Настоятельница некоего монастыря, сама заподозренная в симпатиях к протестантству и потому лишенная какой-либо возможности употребить власть, узнает, что одну из подопечных ей монахинь (как ей известно, совершенно безосновательно) обвиняют в преступлении, влекущем за собой чудовищную кару. По окончании суда монахиня будет заживо замурована в стене; приговор обжалованию не подлежит: улики против осужденной ничем не оспорить, разве что показаниями, какие нельзя привлечь; судьи настроены по отношению к преступнице крайне враждебно. Дальнейшие события только подтверждают худшие опасения читателей. Свидетели дают показания; убедительного опровержения не находится; подсудимая признана виновной, приговор вынесен - остается лишь привести его в исполнение. В этот критический момент аббатиса, оповещенная слишком поздно, когда всякое вмешательство уже бесполезно, напоминает сама себе, что в соответствии с неукоснительно соблюдаемыми правилами в ее распоряжении есть еще одна-единственная ночь: вплоть до рассвета осужденная не может быть изъята из-под ее опеки. Эту ночь, следовательно, она использует, невзирая на любой риск, для спасения подруги. В полночь в монастыре воцаряется полная тишина - и аббатиса прокрадывается по безмолвным переходам, ведущим к камерам, где томятся узники. Под монашеским одеянием она прячет отмычку. Уверенная, что перед ней откроется любая дверь, аббатиса уже предвкушает упоение той минуты, когда заключит освобожденную подругу в свои объятья. Внезапно она оказывается у нужной двери, впереди смутно различается нечто темное; аббатиса приподнимает лампу - и в нише над входом видит траурный стяг инквизиции, видит облаченные в черное фигуры неумолимых посланцев Святой Палаты {7}.

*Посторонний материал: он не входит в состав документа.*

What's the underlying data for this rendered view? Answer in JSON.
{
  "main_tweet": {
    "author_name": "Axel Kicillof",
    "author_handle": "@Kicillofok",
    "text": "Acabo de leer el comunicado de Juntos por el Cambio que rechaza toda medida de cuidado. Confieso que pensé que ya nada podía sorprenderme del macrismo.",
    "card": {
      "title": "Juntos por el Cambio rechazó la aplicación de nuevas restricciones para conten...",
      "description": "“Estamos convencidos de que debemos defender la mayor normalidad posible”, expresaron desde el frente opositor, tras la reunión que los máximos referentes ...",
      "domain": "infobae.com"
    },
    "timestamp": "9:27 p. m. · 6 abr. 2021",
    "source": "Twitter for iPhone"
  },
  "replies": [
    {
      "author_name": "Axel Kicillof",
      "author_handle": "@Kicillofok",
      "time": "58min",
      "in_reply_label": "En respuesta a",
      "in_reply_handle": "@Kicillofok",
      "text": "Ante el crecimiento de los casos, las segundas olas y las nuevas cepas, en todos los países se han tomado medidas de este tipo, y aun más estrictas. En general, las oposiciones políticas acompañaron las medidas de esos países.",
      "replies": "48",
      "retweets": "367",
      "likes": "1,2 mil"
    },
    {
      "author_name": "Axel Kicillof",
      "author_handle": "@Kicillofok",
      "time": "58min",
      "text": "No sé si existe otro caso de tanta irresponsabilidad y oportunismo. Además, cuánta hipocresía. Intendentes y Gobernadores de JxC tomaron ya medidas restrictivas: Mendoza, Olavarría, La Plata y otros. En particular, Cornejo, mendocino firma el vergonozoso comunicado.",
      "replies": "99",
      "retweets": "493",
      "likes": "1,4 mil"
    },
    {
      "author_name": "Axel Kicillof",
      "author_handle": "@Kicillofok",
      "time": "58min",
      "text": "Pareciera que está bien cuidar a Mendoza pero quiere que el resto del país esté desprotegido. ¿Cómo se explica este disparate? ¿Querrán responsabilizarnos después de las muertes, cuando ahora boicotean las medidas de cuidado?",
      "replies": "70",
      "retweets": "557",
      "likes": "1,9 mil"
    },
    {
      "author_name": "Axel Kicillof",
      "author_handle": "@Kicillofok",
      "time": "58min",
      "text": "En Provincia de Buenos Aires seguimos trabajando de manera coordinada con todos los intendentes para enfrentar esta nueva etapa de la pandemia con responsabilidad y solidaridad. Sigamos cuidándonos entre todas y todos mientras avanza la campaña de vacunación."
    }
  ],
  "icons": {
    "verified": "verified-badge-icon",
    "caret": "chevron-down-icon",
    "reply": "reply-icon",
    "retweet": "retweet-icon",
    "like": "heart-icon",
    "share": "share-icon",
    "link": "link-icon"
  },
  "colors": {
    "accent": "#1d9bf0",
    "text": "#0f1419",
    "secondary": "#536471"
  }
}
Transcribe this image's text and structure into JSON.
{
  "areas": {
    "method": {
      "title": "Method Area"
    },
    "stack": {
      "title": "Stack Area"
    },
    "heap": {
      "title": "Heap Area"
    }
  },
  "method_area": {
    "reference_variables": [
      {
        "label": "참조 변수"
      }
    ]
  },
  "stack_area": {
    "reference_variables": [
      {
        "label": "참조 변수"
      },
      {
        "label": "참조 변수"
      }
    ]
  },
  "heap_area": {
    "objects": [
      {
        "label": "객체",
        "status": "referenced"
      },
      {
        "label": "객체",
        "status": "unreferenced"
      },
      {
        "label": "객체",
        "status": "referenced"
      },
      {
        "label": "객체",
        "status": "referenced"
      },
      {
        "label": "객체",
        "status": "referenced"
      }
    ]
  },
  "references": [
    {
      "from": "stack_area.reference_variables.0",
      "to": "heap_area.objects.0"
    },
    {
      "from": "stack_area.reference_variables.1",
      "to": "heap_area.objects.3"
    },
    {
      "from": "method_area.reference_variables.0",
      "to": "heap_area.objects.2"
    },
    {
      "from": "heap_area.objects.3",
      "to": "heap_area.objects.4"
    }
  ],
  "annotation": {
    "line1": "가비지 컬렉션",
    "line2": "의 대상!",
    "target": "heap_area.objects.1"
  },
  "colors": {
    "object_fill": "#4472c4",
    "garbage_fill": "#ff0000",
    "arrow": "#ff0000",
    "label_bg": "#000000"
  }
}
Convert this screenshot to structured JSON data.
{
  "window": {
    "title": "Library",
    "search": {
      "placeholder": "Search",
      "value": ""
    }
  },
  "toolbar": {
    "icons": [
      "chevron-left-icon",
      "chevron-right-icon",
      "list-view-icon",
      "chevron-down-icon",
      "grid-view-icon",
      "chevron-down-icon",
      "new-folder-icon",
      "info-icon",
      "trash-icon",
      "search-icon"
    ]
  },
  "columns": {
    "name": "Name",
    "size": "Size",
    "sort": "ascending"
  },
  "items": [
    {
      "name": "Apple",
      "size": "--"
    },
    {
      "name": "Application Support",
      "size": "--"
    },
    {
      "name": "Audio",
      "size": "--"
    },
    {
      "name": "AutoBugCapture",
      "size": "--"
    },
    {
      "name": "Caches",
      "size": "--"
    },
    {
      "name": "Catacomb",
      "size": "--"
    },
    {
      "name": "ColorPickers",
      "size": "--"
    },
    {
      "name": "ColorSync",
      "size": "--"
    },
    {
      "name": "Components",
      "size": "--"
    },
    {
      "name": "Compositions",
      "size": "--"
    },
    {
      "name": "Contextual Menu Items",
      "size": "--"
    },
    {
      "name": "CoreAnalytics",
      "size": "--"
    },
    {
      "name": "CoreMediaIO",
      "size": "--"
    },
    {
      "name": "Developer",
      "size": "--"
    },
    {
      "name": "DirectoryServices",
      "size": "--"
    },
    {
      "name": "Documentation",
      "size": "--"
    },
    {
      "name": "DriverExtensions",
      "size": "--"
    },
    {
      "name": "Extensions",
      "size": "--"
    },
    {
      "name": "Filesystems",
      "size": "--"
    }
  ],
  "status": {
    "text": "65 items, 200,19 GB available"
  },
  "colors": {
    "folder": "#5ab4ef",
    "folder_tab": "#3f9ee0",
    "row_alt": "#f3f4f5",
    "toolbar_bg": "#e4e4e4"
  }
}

Мне представляется, что если бы все это произошло в действительности аббатиса не отпрянула бы испуганно в сторону и не обнаружила бы признаков ужаса и потрясения. С описанной историей это попросту несовместимо. Чувство безнадежности, когда вдруг становится ясно, что все потеряно, мгновенно проникает в самое сердце; это чувство нельзя выразить словами или жестами, внешне оно никак не выявляется. Когда крушение надежд неполно или хоть сколько-нибудь сомнительно, естественно разразиться в поисках сочувствия горестными возгласами. Если же катастрофа осознается как окончательная и бесповоротная, если ничье участие не принесет утешения и неоткуда ждать ободряющего совета, дело обстоит совсем иначе. Голос пропадает, тело не повинуется, дух укрывается вовнутрь - в собственном потайном средоточии. Как бы то ни было, я, при виде наглухо запертых грозных врат в похоронном убранстве, словно смерть уже переступила через порог, застыл недвижно, без слова или стона. Один только тяжкий вздох вырвался из моей груди - и потом долго-долго я пребывал в безмолвии...
В "Исповеди..." я упомянул вскользь о необычайной способности опиума (если употреблять его долго) безмерно растягивать границы времени. Пространство также исподволь разрасталось неохватно, что внушало подчас подлинный ужас. Однако именно власть над временем - наиболее действенное из свойств опиума. Время становится бесконечно податливым, растягиваясь до неизмеримо громадных величин, исчезающих в беспредельности; и по пробуждении кажется нелепым соотносить пережитое с понятиями, соразмерными с жизнью человека. Как обитателям созвездий мерами длины служат диаметры орбит Земли или Юпитера, так и при указании действительного времени, прожитого за иные сны, определять его продолжительность жизнями поколений - смехотворно, исчислять его тысячелетиями - тоже, мерить его зонами, если бы под зонами разумелось нечто более или менее определенное, в равной степени бессмысленно.